Clashes near the mill “could impact our ability to feed up to 3.5 million very hungry people in northern and central Yemen for one month,” he warned.
He said that a mortar shell launched by an unidentified armed group had also hit a WFP warehouse in Hudaydah city “holding enough food to assist 19,200 very hungry people.”
Saudis plan attack on Hudaydah food store
Saudi Arabia and its allies are positioned to attack food storage facilities in Yemeni port town of al-Hudaydah, the Houthi Ansarullah Movement has warned.
The warning came as the Saudi-led coalition this week intensified its military campaign to take over the strategic port.
Mohammed Ali al-Houthi, the chairman of the Supreme Revolutionary Committee of Yemen, revealed in a Twitter post on Thursday that Riyadh had plans to attack food storage facilities and silos across Hudaydah - which is the main conduit for food supplies into the war-torn country - under the false pretext that they were being used to store weapons.
He also warned that the coalition was going to target Hudaydah’s populated areas with “blind strikes.”
Houthi said the decision came amid a media campaign by the aggressors to justify their atrocities in the city.
The warnings followed the resumption of relentless attacks by Saudi Arabia and its allies, including the United Arab Emirates, against Yemen after UN-brokered talks between warring parties failed in Geneva last week.
The talks were aborted after the UN failed to meet conditions set by Yemen’s Ansarullah movement that included transferring Yemenis who had been wounded as a result of the Saudi-led war to hospitals and also providing guarantees over the safety of the Yemeni delegation attending the talks.
Ansarullah also accused Saudi Arabia of planning to strand the Yemeni delegation in Djibouti, where their plane was to make a stop en route to Geneva.
On Wednesday night, Saudi-led aircraft ended the truce by bombing Hudaydah’s Kilo 16 district, killing at least 15 people and injuring dozens more.
Saudi Arabia and its regional allies launched the devastating military campaign against Yemen in March 2015, with the aim of reinstating former president Abd Rabbuh Mansur Hadi and crushing the Houthi movement.
Some 15,000 Yemenis have been killed and thousands more injured since the start of the Saudi-led aggression.
More than 2,200 others have died of cholera, and the crisis has triggered what the United Nations has described as the world’s worst humanitarian disaster.
The Saudi-led offensive to wrest control of Hudaydah began in June, with the aim of stopping continued missile strikes by Yemen’s army and the Houthis.
Despite effectively putting Hudaydah under an extensive aerial and maritime siege, the Saudis insist that the only way to stop what they call a flow of arms and missile parts to the group is by taking the whole city under control.
However, the offensive has been far from successful.
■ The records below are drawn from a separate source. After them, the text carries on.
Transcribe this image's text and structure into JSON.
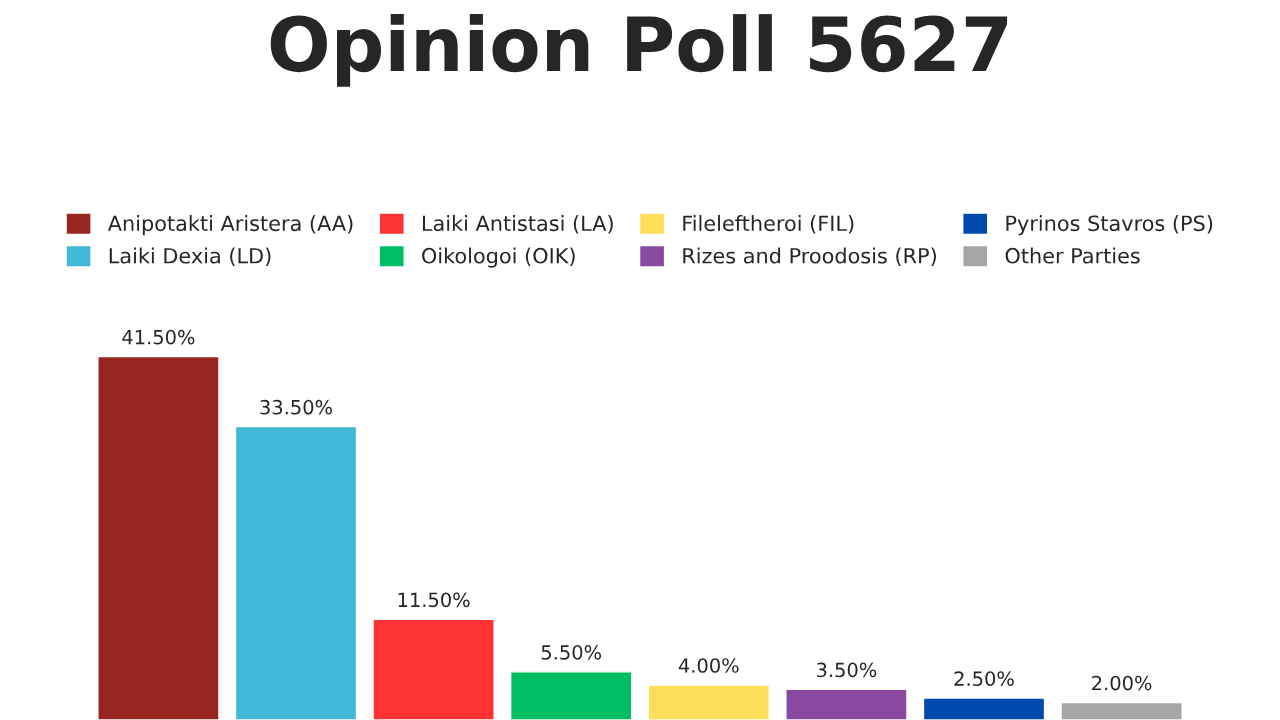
{
  "chart_data": {
    "type": "bar",
    "title": "Opinion Poll 5627",
    "categories": [
      null,
      null,
      null,
      null,
      null,
      null,
      null,
      null
    ],
    "series": [
      {
        "name": "Anipotakti Aristera (AA)",
        "color": "#96261f",
        "values": [
          41.5,
          null,
          null,
          null,
          null,
          null,
          null,
          null
        ],
        "value_labels": [
          "41.50%",
          null,
          null,
          null,
          null,
          null,
          null,
          null
        ]
      },
      {
        "name": "Laiki Dexia (LD)",
        "color": "#42b8d8",
        "values": [
          null,
          33.5,
          null,
          null,
          null,
          null,
          null,
          null
        ],
        "value_labels": [
          null,
          "33.50%",
          null,
          null,
          null,
          null,
          null,
          null
        ]
      },
      {
        "name": "Laiki Antistasi (LA)",
        "color": "#ff3333",
        "values": [
          null,
          null,
          11.5,
          null,
          null,
          null,
          null,
          null
        ],
        "value_labels": [
          null,
          null,
          "11.50%",
          null,
          null,
          null,
          null,
          null
        ]
      },
      {
        "name": "Oikologoi (OIK)",
        "color": "#00bf63",
        "values": [
          null,
          null,
          null,
          5.5,
          null,
          null,
          null,
          null
        ],
        "value_labels": [
          null,
          null,
          null,
          "5.50%",
          null,
          null,
          null,
          null
        ]
      },
      {
        "name": "Fileleftheroi (FIL)",
        "color": "#ffde59",
        "values": [
          null,
          null,
          null,
          null,
          4.0,
          null,
          null,
          null
        ],
        "value_labels": [
          null,
          null,
          null,
          null,
          "4.00%",
          null,
          null,
          null
        ]
      },
      {
        "name": "Rizes and Proodosis (RP)",
        "color": "#8a49a0",
        "values": [
          null,
          null,
          null,
          null,
          null,
          3.5,
          null,
          null
        ],
        "value_labels": [
          null,
          null,
          null,
          null,
          null,
          "3.50%",
          null,
          null
        ]
      },
      {
        "name": "Pyrinos Stavros (PS)",
        "color": "#004aad",
        "values": [
          null,
          null,
          null,
          null,
          null,
          null,
          2.5,
          null
        ],
        "value_labels": [
          null,
          null,
          null,
          null,
          null,
          null,
          "2.50%",
          null
        ]
      },
      {
        "name": "Other Parties",
        "color": "#a6a6a6",
        "values": [
          null,
          null,
          null,
          null,
          null,
          null,
          null,
          2.0
        ],
        "value_labels": [
          null,
          null,
          null,
          null,
          null,
          null,
          null,
          "2.00%"
        ]
      }
    ],
    "stacked": true,
    "legend": "top",
    "grid": false,
    "tick_labels": false
  }
}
In fact, the extent of civilian casualties has put the coalition under growing international pressure to end the onslaught.
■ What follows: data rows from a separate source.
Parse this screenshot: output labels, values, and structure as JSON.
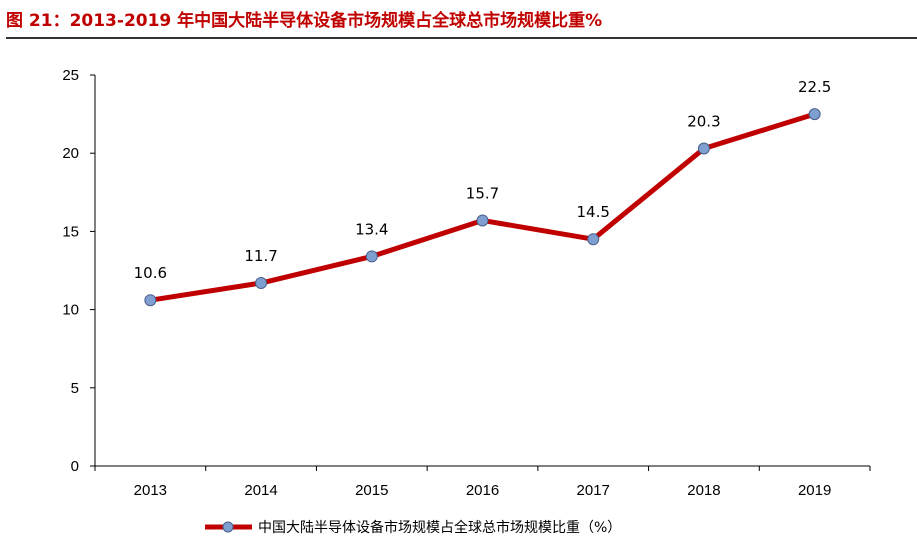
{
  "title": "图 21：2013-2019 年中国大陆半导体设备市场规模占全球总市场规模比重%",
  "colors": {
    "title": "#c00000",
    "line": "#c00000",
    "marker_fill": "#7f9fd1",
    "marker_stroke": "#4a5f8a"
  },
  "chart_data": {
    "type": "line",
    "categories": [
      "2013",
      "2014",
      "2015",
      "2016",
      "2017",
      "2018",
      "2019"
    ],
    "series": [
      {
        "name": "中国大陆半导体设备市场规模占全球总市场规模比重（%）",
        "values": [
          10.6,
          11.7,
          13.4,
          15.7,
          14.5,
          20.3,
          22.5
        ]
      }
    ],
    "data_labels": [
      "10.6",
      "11.7",
      "13.4",
      "15.7",
      "14.5",
      "20.3",
      "22.5"
    ],
    "ylim": [
      0,
      25
    ],
    "yticks": [
      0,
      5,
      10,
      15,
      20,
      25
    ],
    "ytick_labels": [
      "0",
      "5",
      "10",
      "15",
      "20",
      "25"
    ],
    "grid": false,
    "legend_position": "bottom"
  }
}
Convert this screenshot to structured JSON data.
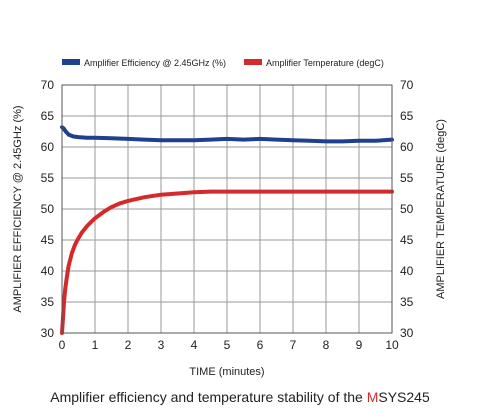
{
  "caption": {
    "prefix": "Amplifier efficiency and temperature stability of the ",
    "highlight": "M",
    "suffix": "SYS245"
  },
  "chart_data": {
    "type": "line",
    "xlabel": "TIME (minutes)",
    "ylabel_left": "AMPLIFIER EFFICIENCY @ 2.45GHz (%)",
    "ylabel_right": "AMPLIFIER TEMPERATURE (degC)",
    "xlim": [
      0,
      10
    ],
    "ylim": [
      30,
      70
    ],
    "x_ticks": [
      "0",
      "1",
      "2",
      "3",
      "4",
      "5",
      "6",
      "7",
      "8",
      "9",
      "10"
    ],
    "y_ticks": [
      "30",
      "35",
      "40",
      "45",
      "50",
      "55",
      "60",
      "65",
      "70"
    ],
    "grid": true,
    "legend_position": "top",
    "series": [
      {
        "name": "Amplifier Efficiency @ 2.45GHz (%)",
        "color": "#1f3f8f",
        "axis": "left",
        "x": [
          0,
          0.05,
          0.1,
          0.2,
          0.35,
          0.5,
          0.75,
          1,
          1.5,
          2,
          2.5,
          3,
          3.5,
          4,
          4.5,
          5,
          5.5,
          6,
          6.5,
          7,
          7.5,
          8,
          8.5,
          9,
          9.5,
          10
        ],
        "y": [
          63.2,
          63.0,
          62.6,
          62.0,
          61.7,
          61.6,
          61.5,
          61.5,
          61.4,
          61.3,
          61.2,
          61.1,
          61.1,
          61.1,
          61.2,
          61.3,
          61.2,
          61.3,
          61.2,
          61.1,
          61.0,
          60.9,
          60.9,
          61.0,
          61.0,
          61.2
        ]
      },
      {
        "name": "Amplifier Temperature (degC)",
        "color": "#d42a2a",
        "axis": "right",
        "x": [
          0,
          0.03,
          0.06,
          0.1,
          0.15,
          0.2,
          0.3,
          0.4,
          0.5,
          0.6,
          0.75,
          0.9,
          1,
          1.25,
          1.5,
          1.75,
          2,
          2.5,
          3,
          3.5,
          4,
          4.5,
          5,
          6,
          7,
          8,
          9,
          10
        ],
        "y": [
          30.0,
          32.5,
          35.0,
          37.2,
          39.2,
          40.8,
          42.9,
          44.3,
          45.3,
          46.2,
          47.2,
          48.0,
          48.5,
          49.5,
          50.3,
          50.9,
          51.3,
          51.9,
          52.3,
          52.5,
          52.7,
          52.8,
          52.8,
          52.8,
          52.8,
          52.8,
          52.8,
          52.8
        ]
      }
    ]
  }
}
The battle has even prompted reactions from the US and the UK, who have been providing Riyadh with unconditional arms and intelligence support over the course of the war.
Spain, U.S. Confirm Support for Riyadh After Civilian Massacres
The Spanish government walked back its cancellation on Thursday of the sale of 400 laser-guided bombs to Saudi Arabia, which has been devastating Yemen’s infrastructure and killing civilians in an effort to oust the Houthi government.
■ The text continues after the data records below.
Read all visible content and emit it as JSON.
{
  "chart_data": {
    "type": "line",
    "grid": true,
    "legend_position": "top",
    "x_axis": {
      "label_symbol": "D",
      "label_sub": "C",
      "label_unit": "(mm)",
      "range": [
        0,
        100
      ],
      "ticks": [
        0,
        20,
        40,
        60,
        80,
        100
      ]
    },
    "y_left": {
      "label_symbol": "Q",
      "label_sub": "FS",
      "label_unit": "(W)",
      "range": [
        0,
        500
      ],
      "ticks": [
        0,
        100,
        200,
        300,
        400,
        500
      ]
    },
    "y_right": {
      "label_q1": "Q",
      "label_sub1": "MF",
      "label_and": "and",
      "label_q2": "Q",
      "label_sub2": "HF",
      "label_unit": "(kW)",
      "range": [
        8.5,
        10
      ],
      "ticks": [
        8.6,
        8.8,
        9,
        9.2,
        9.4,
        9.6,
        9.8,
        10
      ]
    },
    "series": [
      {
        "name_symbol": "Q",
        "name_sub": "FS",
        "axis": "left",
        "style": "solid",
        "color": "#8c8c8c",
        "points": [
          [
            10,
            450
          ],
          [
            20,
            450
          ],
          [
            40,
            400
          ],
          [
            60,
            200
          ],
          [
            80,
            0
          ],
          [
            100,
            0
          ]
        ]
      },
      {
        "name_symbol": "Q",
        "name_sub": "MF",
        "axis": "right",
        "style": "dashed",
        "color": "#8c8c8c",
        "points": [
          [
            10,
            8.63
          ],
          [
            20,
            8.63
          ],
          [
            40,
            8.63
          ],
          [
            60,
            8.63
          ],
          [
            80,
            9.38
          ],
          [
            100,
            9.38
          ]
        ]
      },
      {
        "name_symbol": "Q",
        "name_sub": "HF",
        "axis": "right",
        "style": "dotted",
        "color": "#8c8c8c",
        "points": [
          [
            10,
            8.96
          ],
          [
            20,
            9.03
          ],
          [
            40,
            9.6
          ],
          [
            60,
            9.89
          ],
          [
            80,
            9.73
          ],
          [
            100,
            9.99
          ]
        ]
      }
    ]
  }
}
Meanwhile, the U.S. affirmed its support for the Saudi-led coalition on Wednesday within hours of a bombing that left more than a dozen dead.
Since Saudi Arabia drew international outrage after killing more than 40 children in a bombing attack on a bus in Yemen on August 9, some demonstrable, if small, steps have been taken by a number of governments to weaken the monarchy’s blows to the war-ravaged nation, which is gripped by one of the worst humanitarian c atastrophes in modern history.